Amor fati, nous enjoint Zineb Andress Arraki, marchant sur les pas de Nietzsche. Mais derrière l’injonction apparente d’accepter ce qui est nécessaire se cache aussi une invitation à aimer ce qui ne peut pas ne pas être. Par anti-idéalisme, pour reprendre les mots du philosophe, on s’obligera à observer l’infiniment petit, la lente disparition de ce qui bientôt ne sera plus. Cela nécessitera de s’adapter à une temporalité plus lente, plus introspective, en accord avec la façon dont à chaque instant vibre le monde. Cette vibration a une teinte en laquelle s’annulent toutes les couleurs : le blanc ; un état transitoire en lequel s’annuleraient toutes les formes : le dégel ou la décristallisation. Pour qui accepte – et ces coups du sort n’ont rien à voir avec ce que nous appelons des opportunités –, de frôler la mort en vie, la nature apparaîtra sous son vrai jour. L’expérience photographique, lorsqu’elle se situe à cette hauteur tout autant insoutenable qu’extatique, devient alors ce qu’elle ne devrait jamais cesser d’être : une renaissance douloureuse, une éclosion tragique. Contrairement aux idées préconçues, la photographie ne capture pas l’instant, elle le libère du joug des contingences. Elle l’affranchit du regard que nous pensons porter sur le monde pour nous donner à en ressentir à la fois le vide et le plein, dans une interaction continue.
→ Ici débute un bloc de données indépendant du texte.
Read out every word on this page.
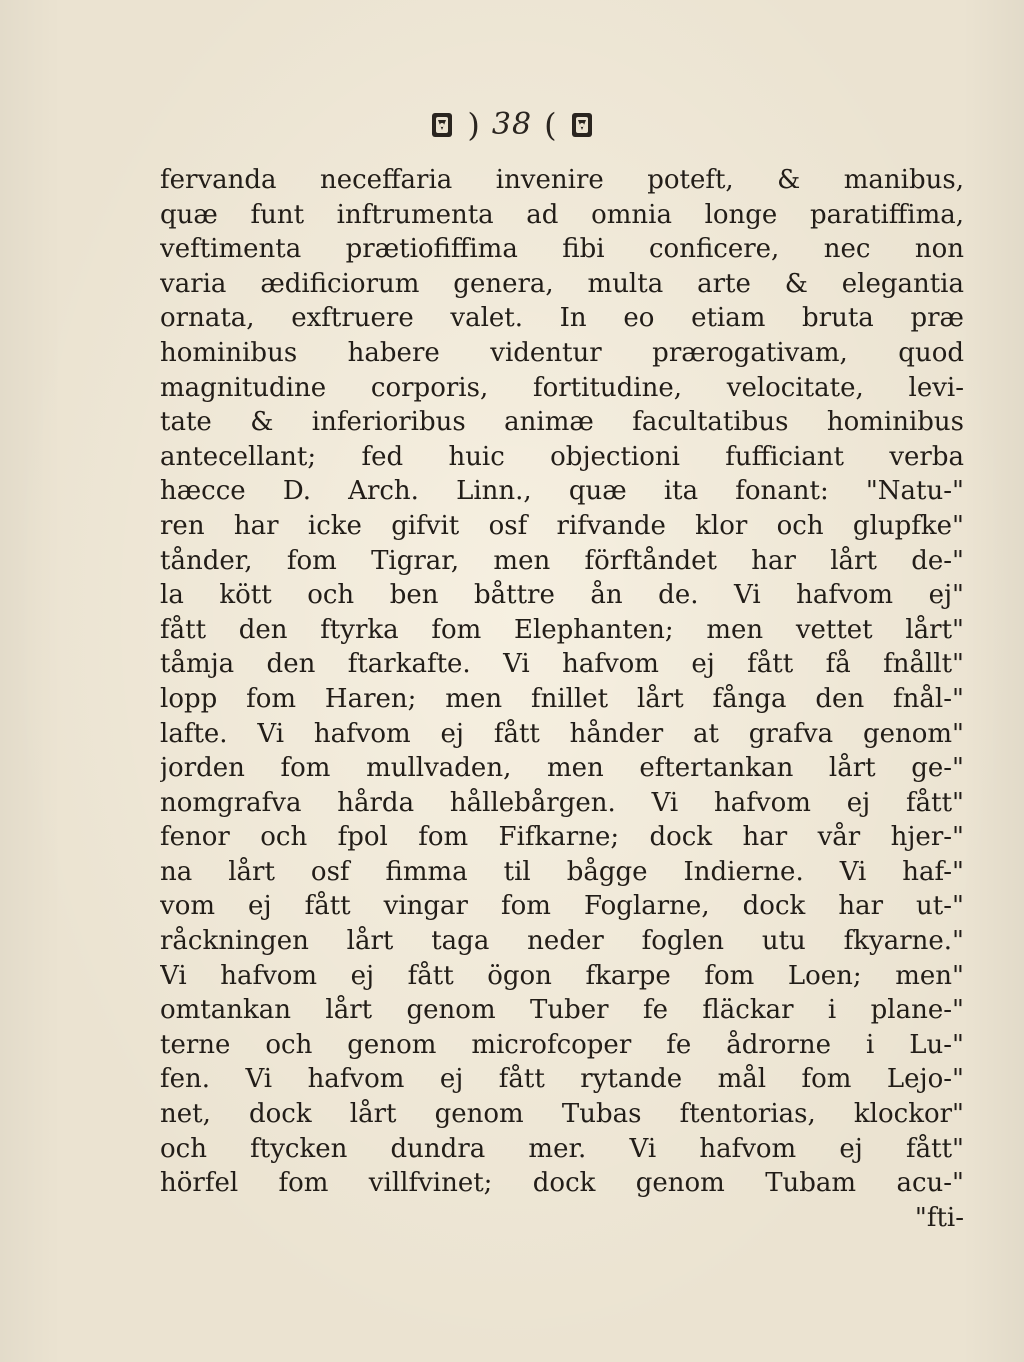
) 38 (
fervanda neceffaria invenire poteft, & manibus,
quæ funt inftrumenta ad omnia longe paratiffima,
veftimenta prætiofiffima fibi conficere, nec non
varia ædificiorum genera, multa arte & elegantia
ornata, exftruere valet. In eo etiam bruta præ
hominibus habere videntur prærogativam, quod
magnitudine corporis, fortitudine, velocitate, levi-
tate & inferioribus animæ facultatibus hominibus
antecellant; fed huic objectioni fufficiant verba
hæcce D. Arch. Linn., quæ ita fonant: "Natu-"
ren har icke gifvit osf rifvande klor och glupfke"
tånder, fom Tigrar, men förftåndet har lårt de-"
la kött och ben båttre ån de. Vi hafvom ej"
fått den ftyrka fom Elephanten; men vettet lårt"
tåmja den ftarkafte. Vi hafvom ej fått få fnållt"
lopp fom Haren; men fnillet lårt fånga den fnål-"
lafte. Vi hafvom ej fått hånder at grafva genom"
jorden fom mullvaden, men eftertankan lårt ge-"
nomgrafva hårda hållebårgen. Vi hafvom ej fått"
fenor och fpol fom Fifkarne; dock har vår hjer-"
na lårt osf fimma til bågge Indierne. Vi haf-"
vom ej fått vingar fom Foglarne, dock har ut-"
råckningen lårt taga neder foglen utu fkyarne."
Vi hafvom ej fått ögon fkarpe fom Loen; men"
omtankan lårt genom Tuber fe fläckar i plane-"
terne och genom microfcoper fe ådrorne i Lu-"
fen. Vi hafvom ej fått rytande mål fom Lejo-"
net, dock lårt genom Tubas ftentorias, klockor"
och ftycken dundra mer. Vi hafvom ej fått"
hörfel fom villfvinet; dock genom Tubam acu-"
"fti-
Un mot pour finir de l’écriture braille à laquelle Zineb Andress Arraki pensait de prime abord avoir recours pour accompagner les photographies de l’exposition. Un mot de ce renoncement que l’artiste visuelle explique en raison du fait que cette écriture ne lui appartiendrait pas. Il y a dans cet abandon toute la sagesse d’une leçon de vie, toute la force d’une éthique personnelle. J’y perçois aussi un non-dit qui, avouons-le, me bouleverse concernant la nature même de l’image. Celle-ci serait faite littéralement pour nous toucher, pour être tactilement ressentie. Pour nous poindre, aurait écrit Roland Barthes. On ne saurait trop conseiller aux visiteurs de prendre le temps de s’approcher du travail qui aujourd’hui leur est donné à percevoir, mais aussi à entendre, toucher, goûter, en gardant à l’esprit que le renoncement pourrait être parfois la voie d’accès à une sérénité intérieure si précieuse. La main du Temps.